Falsche Vorstellungen über wirtschaftliche und politische Reformen

Auch falsche Vorstellungen über den Reformprozess hatten ihren Anteil. Die Verantwortlichen wussten, dass das Projekt der Eurozone unvollständig war. Aber man sah darin nur einen Schritt in einem längerfristigen Prozess. Die durch den Euro angestoßene Dynamik würde schon dafür sorgen, dass notwendige, aber noch fehlende Institutionen geschaffen würden. Dieser Erfolg würde dann die politische und wirtschaftliche Einigung weiter vertiefen.

In meiner Zeit als Chefökonom der Weltbank lernte ich, dass man bei der zeitlichen Planung und beim Tempo von Reformen außerordentlich vorsichtig sein muss.14 Ein anfängliches Scheitern erhöht den Widerstand gegen weitere Reformen. Das ist die Geschichte des Euro.

Alternativen

Verfechter der gegenwärtigen Politik innerhalb der Eurozone haben, angeführt von Deutschland, behauptet, die heutige Struktur (von den geringfügigen Modifikationen einmal abgesehen) und die von ihr auferlegten politischen Maßnahmen seien »alternativlos«. Dies wurde so oft wiederholt, dass diese »Alternativlosigkeit« mittlerweile keiner näheren Begründung mehr zu bedürfen scheint. Teil IV (Kapitel 9–12) zeigt jedoch, dass es durchaus Alternativen zur gegenwärtigen Vorgehensweise gibt – Reformen, die den Euro zu einer gut funktionierenden Währung machen würden (Kapitel 9), die eine »einvernehmliche Scheidung« (Kapitel 10) oder auch eine Zwischenlösung ermöglichten (Kapitel 11), aus der bei hinreichendem politischem Willen mühelos eine erfolgreiche Einheitswährung hervorgehen könnte. Aber der gegenwärtige halbgare Kompromiss – eine Gemeinschaftswährung ohne die institutionellen Mindestvoraussetzungen für einen gemeinsamen Währungsraum – hat nicht funktioniert und wird aller Voraussicht nach nicht funktionieren. Es gibt nur die Wahl zwischen »mehr Europa« oder »weniger Europa«.

Schlimmer als ein verlorenes Jahrzehnt?

Schlägt die Krise einmal zu, dauert es mitunter Jahre, bis Volkswirtschaften wieder das Wachstums- und Beschäftigungsniveau der Zeit vor der Krise erreichen. Doch sind die Aussichten für Europa düsterer: In den meisten europäischen Ländern wird der Lebensstandard höchstwahrscheinlich nie das Niveau erreichen, das er ohne Eurokrise erreicht hätte – oder das er erreicht hätte, wenn die Eurokrise besser bewältigt worden wäre. Aber das Scheitern des Euro reicht noch tiefer.
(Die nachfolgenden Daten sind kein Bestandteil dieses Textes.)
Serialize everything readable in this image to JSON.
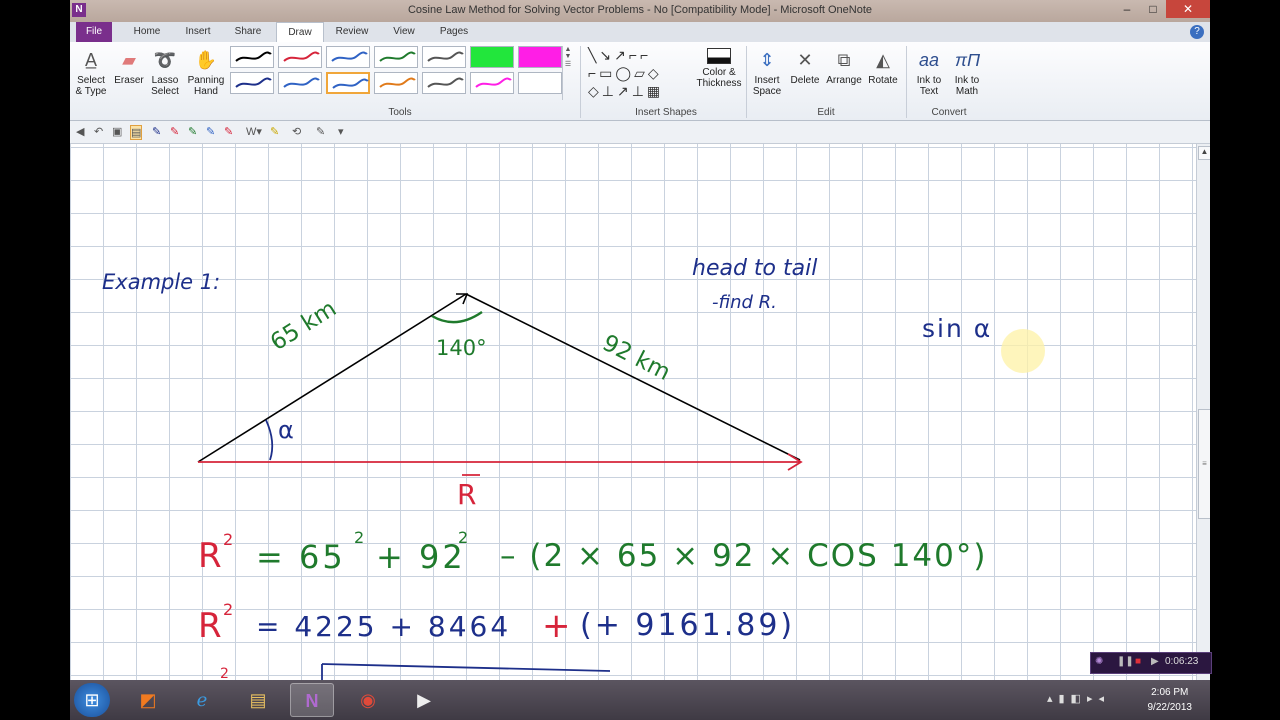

Anhänger des Euro behaupten zu Recht, der Euro sei kein bloß ökonomisches Projekt, welches den allgemeinen Wohlstand dadurch heben wolle, dass es die Ressourcenzuteilungen effizienter mache – entsprechend den Grundsätzen des komparativen Vorteils, durch Förderung des Wettbewerbs, durch Nutzung von Skaleneffekten und durch Stärkung der wirtschaftlichen Stabilität. Noch wichtiger war der Euro als politisches Projekt; er sollte die politische Einigung Europas vorantreiben, die Menschen und Länder Europas näher zusammenbringen und eine friedliche Koexistenz sicherstellen.

Der Euro hat keines seiner beiden wichtigsten Ziele – Wohlstand und politische Integration – erreicht: Diese Ziele liegen heute in weiterer Ferne als vor der Gründung der Eurozone. Statt in Frieden und Eintracht zu leben, begegnen sich die Länder Europas heute mit Misstrauen und Wut. Alte Stereotype werden wiederbelebt, wenn Nordeuropa den Süden als faul und unzuverlässig verunglimpft, während zugleich Erinnerungen an das Verhalten Deutschlands in den Weltkriegen heraufbeschworen werden.

Eine gravierende Wachstumsschwäche

Die ökonomische Leistungsbilanz der Länder der Eurozone fällt enttäuschend aus. Die Eurozone stagniert mehr oder weniger, und seit der Weltfinanzkrise ist ihre Wirtschaftskraft besonders stark eingebrochen. Kritiker des Euro sagten schon immer, dessen eigentliche Bewährungsprobe komme, wenn ein asymmetrischer Schock die Länder der Eurozone treffe, ein überraschendes Ereignis also, das die Länder unterschiedlich stark in Mitleidenschaft ziehe. Die Nachwirkungen der globalen Finanzkrise von 2008 haben gezeigt, dass sich diese Befürchtungen bewahrheiteten, und mehr als das: Die Volkswirtschaften der Eurozone entwickelten sich schlechter, als es selbst die größten Kritiker vorhersagten. Die Krise begann in den Vereinigten Staaten, aber die Vereinigten Staaten haben sich regeneriert – wenngleich es eine anämische Erholung ist; so lag das reale BIP im Jahr 2015 10 Prozent höher als 2007.15 Das BIP der Eurozone dagegen hat sich seit 2007 kaum verändert – tatsächlich ist das inflationsbereinigte Pro-Kopf-Einkommen, wie erwähnt, gesunken.16 Die Eurozone hat sogar eine Double-Dip-Rezession (zwei aufeinanderfolgende Rezessionen mit einer zwischenzeitlichen kurzen Erholung) durchgemacht. Einige Länder außerhalb der Eurozone wie etwa Schweden und Norwegen haben sich recht gut geschlagen. Es gibt einen Faktor, der maßgeblich für die Wachstumsschwäche der Eurozone verantwortlich ist: der Euro.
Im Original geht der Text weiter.